Frank geeft een voorbeeld. Jullie zijn een bedrijf op het gebied van milieuvriendelijke goederen en biologisch voedsel. Jullie geven mij een opdracht om een representatief kunstwerk te maken voor jullie ontvangsthal. Na 6 maanden kom ik terug met als opdrachtresultaat een witgeschilderd blokje hout. Wat is jullie reactie?

(wordt vervolgd)

Tuesday, March 10, 2009

verslag 9 maart (aanvullingen welkom)

De lessen hebben de vorm van een rondetafelgesprek. Op 9 maart onder andere besproken:


- 2 werken van Damien Hirst, en een persiflage

- het verschil tussen een kunstenaar als Vincent van Gogh en Damien Hirst. Van Gogh werkt volledig van binnenuit (binnenwereld) en trekt zich weinig aan van wat de buitenwereld ervan vindt. Hirst speelt juist met de reacties van de buitenwereld en zegt dat dat zijn kunst bepaalt.

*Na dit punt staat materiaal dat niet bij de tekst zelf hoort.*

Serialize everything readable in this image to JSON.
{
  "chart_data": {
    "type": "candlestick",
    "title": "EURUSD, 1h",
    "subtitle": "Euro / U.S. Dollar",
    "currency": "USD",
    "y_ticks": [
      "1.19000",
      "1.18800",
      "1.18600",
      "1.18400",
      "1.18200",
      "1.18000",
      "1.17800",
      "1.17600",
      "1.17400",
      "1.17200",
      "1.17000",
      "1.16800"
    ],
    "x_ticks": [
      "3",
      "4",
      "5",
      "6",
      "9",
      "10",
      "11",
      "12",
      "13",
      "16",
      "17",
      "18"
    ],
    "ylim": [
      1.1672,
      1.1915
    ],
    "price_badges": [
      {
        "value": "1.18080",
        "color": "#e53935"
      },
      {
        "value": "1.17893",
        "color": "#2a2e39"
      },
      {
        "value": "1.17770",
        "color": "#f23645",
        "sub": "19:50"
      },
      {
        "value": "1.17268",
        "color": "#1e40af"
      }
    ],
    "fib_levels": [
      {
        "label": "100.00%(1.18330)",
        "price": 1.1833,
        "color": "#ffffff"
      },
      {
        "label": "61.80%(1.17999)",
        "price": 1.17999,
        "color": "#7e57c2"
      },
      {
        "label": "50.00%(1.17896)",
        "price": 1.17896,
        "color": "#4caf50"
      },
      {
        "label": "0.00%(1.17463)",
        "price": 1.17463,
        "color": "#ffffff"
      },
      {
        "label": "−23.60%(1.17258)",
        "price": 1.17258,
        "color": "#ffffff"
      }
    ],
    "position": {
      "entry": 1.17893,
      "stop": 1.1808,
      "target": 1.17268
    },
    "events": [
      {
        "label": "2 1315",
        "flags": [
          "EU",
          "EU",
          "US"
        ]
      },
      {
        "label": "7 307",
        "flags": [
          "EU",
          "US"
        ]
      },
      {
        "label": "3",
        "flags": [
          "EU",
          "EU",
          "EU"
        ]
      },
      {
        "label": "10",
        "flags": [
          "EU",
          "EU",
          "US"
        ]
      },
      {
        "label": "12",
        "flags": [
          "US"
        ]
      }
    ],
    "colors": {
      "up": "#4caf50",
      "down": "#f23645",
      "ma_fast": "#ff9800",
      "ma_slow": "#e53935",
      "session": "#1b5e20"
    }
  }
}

- waardering van kunst, waarde van kunst. Wat doe je als een galerie je €10.000 biedt voor een schilderij dat je zelf helemaal mislukt vindt? [antwoord van jonathan: het voor €2 verkopen. Met als boodschap: jij wilt het kopen, dat is goed, maar ik vind het mislukt. Die boodschap wordt weer een onderdeel van het verhaal dat aan het kunstwerk kleeft, dat erbij hoort of misschien wel onderdeel is van het kunstwerk]. Hoe voelt het als iemand je werk begrijpt / niet begrijpt? Wie bepaalt wat en hoeveel een schilderij of een tekening waard is?

- soms heb je uitleg nodig, communicatie, een kijkje in de binnenwereld van een kunstenaar om haar/zijn kunst te kunnen begrijpen. Van Gogh beschreef het als rook die uit een schoorsteen komt, terwijl binnen een fel vuur brandt dat men niet kan zien.

- wanneer vind je iets dat je gemaakt hebt `goed' of `geslaagd'? Een kunstenaar heeft ook te maken met het (voor)oordeel van anderen, omdat we het werk blijkbaar niet alleen maar voor onszelf maken. We willen het op de een of andere manier delen met anderen. Voor sommigen zoals Hirst zit de kunst zelfs voor een belangrijk deel in de reacties van anderen.

- maar de buitenwereld weet vaak niet goed wat `men' ervan moet vinden. Vaak is er een kleine groep `experts' die bepalen of iets `goed' is, `waardevol' enzovoorts. De rest van de buitenwereld volgt dan die groep. Ook als kunstenaar krijg je te maken met kleine groepen / commissies / ... die bepalen of je werk `goed genoeg' is om in aanmerking te komen voor bijv. expositie, subsidie, aankoop...

- zou iedere kunstenaar een basisinkomen moeten krijgen? Vroeger was er de BKR-regeling, maar is het niet beter om het aan `de markt' over te laten?

- allerlei voorbeelden: iemand als Chaim Soutine die eerst willekeurig welk schilderij verkocht om te kunnen leven, en later toen hij meer geld had ze weer terug probeerde te kopen om ze te kunnen vernietigen. Maurits Escher die pas ruim na zijn 50e van zijn werk kon leven. In het boek `Of Human Bondage' van Somerset Maugham komt een schilder voor die van al zijn schilderijen alleen het beste stukje uitsnijdt en bewaart.